Dozens of prominent startups in India, one of the world’s largest internet markets, are creating a coalition to fight a Google decision that would require them to give 30% of in-app payments to the tech giant beginning next year.
On Tuesday, nearly 60 executives from dozens of Indian companies kicked off preliminary discussions, three people familiar with the talks told BuzzFeed News.
The coalition, which will include multibillion-dollar companies like payments giant Paytm, online ticketing firm MakeMyTrip, and local social networks like ShareChat among others, wants to fight Silicon Valley’s increasing influence on the Indian internet, lobby the Indian government on behalf of homegrown startups, and set up an Indian app store as an alternative way to the Google Play store.
Last month after Google pulled Paytm, a payment app used by more than 350 million people and India’s highest-valued startup at over $16 billion, from the Play store, its billionaire founder and CEO Vijay Shekhar Sharma expressed displeasure about an American company controlling access to customers in India. “No foreign company should control the destiny of Indian startups,” he said in an interview.
Sharma did not respond to a request for comment from BuzzFeed News.
The move spooked Indian startups and raised questions about how much control Google had over the country’s internet.
Around the world, developers have pushed back against Apple and Google, accusing them of using their monopolies over the App Store and the Google Play store to collect unreasonable commissions.
Last week, Epic Games, the maker of Fortnite, which both Apple and Google recently kicked off their platforms for bypassing the companies’ payment systems, Spotify, the Match Group, which owns Tinder, and others, launched a nonprofit called the Coalition for App Fairness to push the companies to change their app store policies.
The Indian coalition doesn’t have a name yet and discussions are still in the early stages, according to people with knowledge of the matter, but the spirit is the same. “The form and structure of this coalition is yet to be determined,” Vishal Gondal, founder and CEO of GOQii, a health and fitness startup that plans to be part of the coalition, told BuzzFeed News. “But clearly Google has invited this on itself.”
A Google spokesperson declined to comment.

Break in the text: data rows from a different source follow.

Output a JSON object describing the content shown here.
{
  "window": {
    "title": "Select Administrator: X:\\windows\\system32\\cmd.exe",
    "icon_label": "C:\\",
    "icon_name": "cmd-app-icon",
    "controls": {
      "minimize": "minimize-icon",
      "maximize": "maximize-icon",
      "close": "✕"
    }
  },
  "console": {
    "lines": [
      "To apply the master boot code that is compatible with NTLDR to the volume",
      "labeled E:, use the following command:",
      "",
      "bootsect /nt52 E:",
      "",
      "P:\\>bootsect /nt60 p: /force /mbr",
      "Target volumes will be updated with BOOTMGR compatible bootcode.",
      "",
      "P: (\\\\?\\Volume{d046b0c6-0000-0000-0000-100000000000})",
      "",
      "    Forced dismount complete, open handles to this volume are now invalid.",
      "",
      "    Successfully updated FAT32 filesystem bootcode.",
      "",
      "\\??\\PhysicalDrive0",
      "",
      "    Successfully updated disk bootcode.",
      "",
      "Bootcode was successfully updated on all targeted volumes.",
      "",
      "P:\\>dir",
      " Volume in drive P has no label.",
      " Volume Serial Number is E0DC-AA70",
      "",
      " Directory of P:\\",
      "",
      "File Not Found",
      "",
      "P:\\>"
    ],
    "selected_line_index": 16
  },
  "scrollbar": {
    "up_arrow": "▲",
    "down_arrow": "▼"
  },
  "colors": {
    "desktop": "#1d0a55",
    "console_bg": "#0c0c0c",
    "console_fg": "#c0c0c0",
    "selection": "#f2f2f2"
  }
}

Unlike the US, where Google’s Android and Apple’s iOS operating systems have roughly equal market share, 99% of smartphones sold in India are powered by Android, according to data by market research agency Counterpoint.

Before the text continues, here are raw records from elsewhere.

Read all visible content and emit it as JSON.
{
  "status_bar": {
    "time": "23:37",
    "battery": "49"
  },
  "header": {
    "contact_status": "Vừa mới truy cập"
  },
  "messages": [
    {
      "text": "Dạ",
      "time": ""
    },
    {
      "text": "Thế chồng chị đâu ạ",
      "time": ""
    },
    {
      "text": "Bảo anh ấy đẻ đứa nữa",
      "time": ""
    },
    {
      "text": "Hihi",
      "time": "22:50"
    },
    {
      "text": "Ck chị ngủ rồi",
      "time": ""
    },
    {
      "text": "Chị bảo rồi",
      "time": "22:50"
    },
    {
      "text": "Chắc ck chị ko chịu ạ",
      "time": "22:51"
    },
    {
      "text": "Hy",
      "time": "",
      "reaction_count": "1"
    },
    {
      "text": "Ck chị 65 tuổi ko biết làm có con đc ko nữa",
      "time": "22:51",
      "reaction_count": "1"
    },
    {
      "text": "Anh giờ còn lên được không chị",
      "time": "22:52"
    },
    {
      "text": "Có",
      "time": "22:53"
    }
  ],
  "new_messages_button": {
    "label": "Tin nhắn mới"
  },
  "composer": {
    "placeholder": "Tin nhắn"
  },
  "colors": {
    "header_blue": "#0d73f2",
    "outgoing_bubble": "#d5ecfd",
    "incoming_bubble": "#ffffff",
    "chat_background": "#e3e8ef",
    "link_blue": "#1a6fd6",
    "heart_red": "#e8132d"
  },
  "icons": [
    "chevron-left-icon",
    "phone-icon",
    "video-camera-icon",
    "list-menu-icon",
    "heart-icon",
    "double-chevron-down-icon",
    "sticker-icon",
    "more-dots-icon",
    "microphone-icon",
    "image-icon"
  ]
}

“That’s the whole problem,” said Gondal. Unlike Apple, Google offers a variety of ways to download apps, including letting anyone offer their own app stores on Android. But most people use the Google Play store to download apps because it’s built into their phones.
“There’s essentially no way around the Play store in India,” Snehil Khanor, CEO of TrulyMadly, an Indian dating app that also plans to sign up for the coalition, told BuzzFeed News. “It’s hard to distribute apps outside it.”

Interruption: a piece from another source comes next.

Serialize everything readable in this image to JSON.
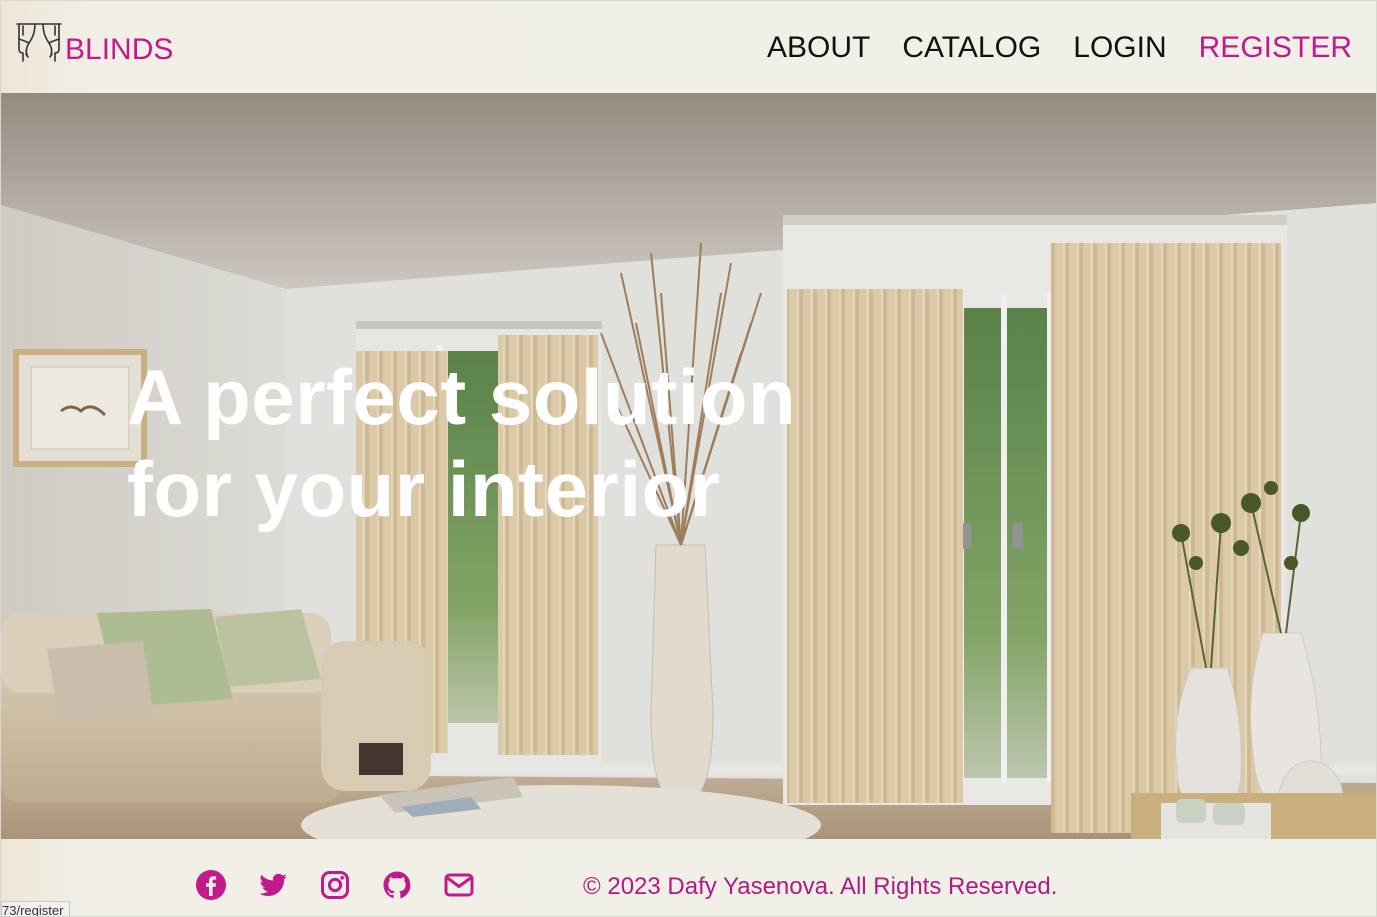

More than 500 million Indians have come online over the last few years thanks to inexpensive smartphones and plunging data prices. The explosion of new users has made the country a key growth market for most large Silicon Valley tech companies and birthed a robust startup ecosystem. In 2019, tech startups in India raised $14.5 billion, and in just the last six months, Google and Facebook pumped over $10 billion into the country.
Almost all of India’s internet revolution is powered by Android, which has put Google under government scrutiny. The company is under multiple ongoing antitrust investigations by Indian regulators concerned that it has used its dominance to crush competition and boost its own products and services.
Although the group has not yet put forward any plans, critics say that the only way an alternative store would be successful would be with state backing.
“Hypothetically, it would work if you passed legislation saying that all Android phones sold in India should have this Indian app store built-in,” Aman Nair, policy officer at the Center for Internet and Society, a Bangalore-based technology think tank, told BuzzFeed News.
“But I’d hate to see a Big Tech monopoly replaced with a Big State monopoly.”